"Harold," answered Haco, with more than his usual tone of sombre sadness, "I desire now to be thy shield-bearer, for thou must use thine axe with both hands while the day lasts, and thy shield is useless. Wherefore thou strike, and I will shield thee."
"Thou lovest me, then, son of Sweyn; I have sometimes doubted it."
"I love thee as the best part of my life, and with thy life ceases mine: it is my heart that my shield guards when it covers the breast of Harold."
"I would bid thee live, poor youth," whispered Harold; "but what were life if this day were lost? Happy, then, will be those who die!"
Scarce had the words left his lips ere he sprang to the breastworks, and with a sudden sweep of his axe, down dropped a helm that peered above them. But helm after helm succeeds. Now they come on, swarm upon swarm, as wolves on a traveller, as bears round a bark. Countless, amidst their carnage, on they come! The arrows of the Norman blacken the air: with deadly precision, to each arm, each limb, each front exposed above the bulwarks whirrs the shaft. They clamber the palisades, the foremost fall dead under the Saxon axe; new thousands rush on: vain is the might of Harold, vain had been a Harold's might in every Saxon there! The first row of breastworks is forced—it is trampled, hewed, crushed down, cumbered with the dead. "Ha Rou! Ha Rou! Notre Dame! Notre Dame!" sounds joyous and shrill, the chargers snort and leap, and charge into the circle. High wheels in air the great mace of William; bright by the slaughterers flashes the crozier of the Church.
"On, Normans!—Earldom and land!" cries the Duke.

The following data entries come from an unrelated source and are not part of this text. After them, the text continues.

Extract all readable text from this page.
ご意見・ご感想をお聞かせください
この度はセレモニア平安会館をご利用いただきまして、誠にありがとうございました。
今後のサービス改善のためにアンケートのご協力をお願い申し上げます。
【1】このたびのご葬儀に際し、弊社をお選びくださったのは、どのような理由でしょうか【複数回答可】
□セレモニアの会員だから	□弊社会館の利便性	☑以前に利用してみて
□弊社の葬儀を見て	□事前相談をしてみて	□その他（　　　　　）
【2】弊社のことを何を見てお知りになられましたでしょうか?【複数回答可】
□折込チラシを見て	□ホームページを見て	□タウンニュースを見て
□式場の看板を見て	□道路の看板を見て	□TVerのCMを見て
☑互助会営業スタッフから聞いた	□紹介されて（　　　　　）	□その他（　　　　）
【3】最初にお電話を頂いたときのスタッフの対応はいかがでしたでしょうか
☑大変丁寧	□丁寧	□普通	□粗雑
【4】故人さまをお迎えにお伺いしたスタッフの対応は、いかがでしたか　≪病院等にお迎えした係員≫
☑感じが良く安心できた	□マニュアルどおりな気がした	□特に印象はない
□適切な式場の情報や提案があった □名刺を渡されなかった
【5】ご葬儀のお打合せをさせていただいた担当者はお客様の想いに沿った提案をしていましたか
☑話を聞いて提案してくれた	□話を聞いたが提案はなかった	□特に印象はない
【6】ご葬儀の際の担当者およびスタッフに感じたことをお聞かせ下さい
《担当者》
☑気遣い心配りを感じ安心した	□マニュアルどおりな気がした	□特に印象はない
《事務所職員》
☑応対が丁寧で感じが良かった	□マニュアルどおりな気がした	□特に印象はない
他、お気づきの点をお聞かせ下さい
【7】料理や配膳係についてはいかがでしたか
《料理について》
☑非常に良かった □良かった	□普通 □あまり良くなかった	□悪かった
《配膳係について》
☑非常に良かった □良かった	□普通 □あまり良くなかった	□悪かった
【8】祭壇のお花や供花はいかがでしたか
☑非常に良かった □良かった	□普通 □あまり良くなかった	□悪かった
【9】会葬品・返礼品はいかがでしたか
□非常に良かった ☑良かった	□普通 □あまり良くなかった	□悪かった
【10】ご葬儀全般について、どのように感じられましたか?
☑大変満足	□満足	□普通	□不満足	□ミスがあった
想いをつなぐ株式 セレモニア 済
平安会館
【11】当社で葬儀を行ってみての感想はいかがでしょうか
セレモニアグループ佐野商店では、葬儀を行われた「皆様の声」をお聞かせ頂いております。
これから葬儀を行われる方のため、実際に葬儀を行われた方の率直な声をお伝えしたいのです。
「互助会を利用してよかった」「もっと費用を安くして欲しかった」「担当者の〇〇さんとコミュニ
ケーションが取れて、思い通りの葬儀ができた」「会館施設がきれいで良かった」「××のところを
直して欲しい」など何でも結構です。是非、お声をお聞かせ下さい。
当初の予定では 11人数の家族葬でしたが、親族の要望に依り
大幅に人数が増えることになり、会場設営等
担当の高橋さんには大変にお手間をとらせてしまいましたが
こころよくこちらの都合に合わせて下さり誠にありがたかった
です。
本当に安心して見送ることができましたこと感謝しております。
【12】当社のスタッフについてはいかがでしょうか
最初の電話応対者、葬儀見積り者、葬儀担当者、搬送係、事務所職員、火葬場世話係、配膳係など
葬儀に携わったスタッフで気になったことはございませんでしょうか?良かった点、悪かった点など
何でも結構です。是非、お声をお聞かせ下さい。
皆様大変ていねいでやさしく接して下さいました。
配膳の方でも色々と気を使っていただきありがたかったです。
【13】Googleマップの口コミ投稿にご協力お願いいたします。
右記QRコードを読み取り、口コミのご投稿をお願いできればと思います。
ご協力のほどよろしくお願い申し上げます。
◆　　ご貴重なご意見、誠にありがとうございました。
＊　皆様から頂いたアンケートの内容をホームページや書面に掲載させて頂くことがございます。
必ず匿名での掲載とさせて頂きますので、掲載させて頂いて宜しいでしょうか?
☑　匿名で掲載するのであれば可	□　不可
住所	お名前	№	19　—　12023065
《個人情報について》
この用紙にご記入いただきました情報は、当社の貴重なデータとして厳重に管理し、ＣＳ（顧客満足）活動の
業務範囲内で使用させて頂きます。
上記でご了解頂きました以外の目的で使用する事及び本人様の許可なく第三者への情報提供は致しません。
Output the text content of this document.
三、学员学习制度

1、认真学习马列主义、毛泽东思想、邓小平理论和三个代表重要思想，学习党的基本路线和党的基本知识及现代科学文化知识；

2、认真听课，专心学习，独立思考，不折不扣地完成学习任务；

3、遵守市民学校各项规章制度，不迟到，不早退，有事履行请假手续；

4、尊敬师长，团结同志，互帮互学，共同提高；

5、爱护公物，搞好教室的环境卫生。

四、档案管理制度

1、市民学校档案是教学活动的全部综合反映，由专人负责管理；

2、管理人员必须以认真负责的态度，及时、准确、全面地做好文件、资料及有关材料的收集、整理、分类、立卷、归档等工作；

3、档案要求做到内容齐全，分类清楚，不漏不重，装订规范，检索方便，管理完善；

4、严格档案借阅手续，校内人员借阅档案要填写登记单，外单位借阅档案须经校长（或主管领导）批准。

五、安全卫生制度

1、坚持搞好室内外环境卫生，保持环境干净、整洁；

"On, Sons of the Church! Salvation and heaven!" shouts the voice of
Odo.
The first breastwork down—the Saxons yielding inch by inch, foot by foot, are pressed, crushed back, into the second enclosure. The same rush, and swarm, and fight, and cry, and roar:—The second enclosure gives way. And now in the centre of the third—lo, before the eyes of the Normans, towers proudly aloft, and shines in the rays of the westering sun, broidered with gold, and, blazing with mystic gems, the standard of England's King! And there, are gathered the reserve of the English host; there, the heroes who had never yet known defeat— unwearied they by the battle—vigorous, high-hearted still; and round them the breastworks were thicker, and stronger, and higher, and fastened by chains to pillars of wood and staves of iron, with the waggons and carts of the baggage, and piled logs of timber-barricades at which even William paused aghast, and Odo stifled an exclamation that became not a priestly lip.
Before that standard, in the front of the men, stood Gurth, and Leofwine, and Haco, and Harold, the last leaning for rest upon his axe, for he was sorely wounded in many places, and the blood oozed through the links of his mail.
Live, Harold; live yet, and Saxon England shall not die!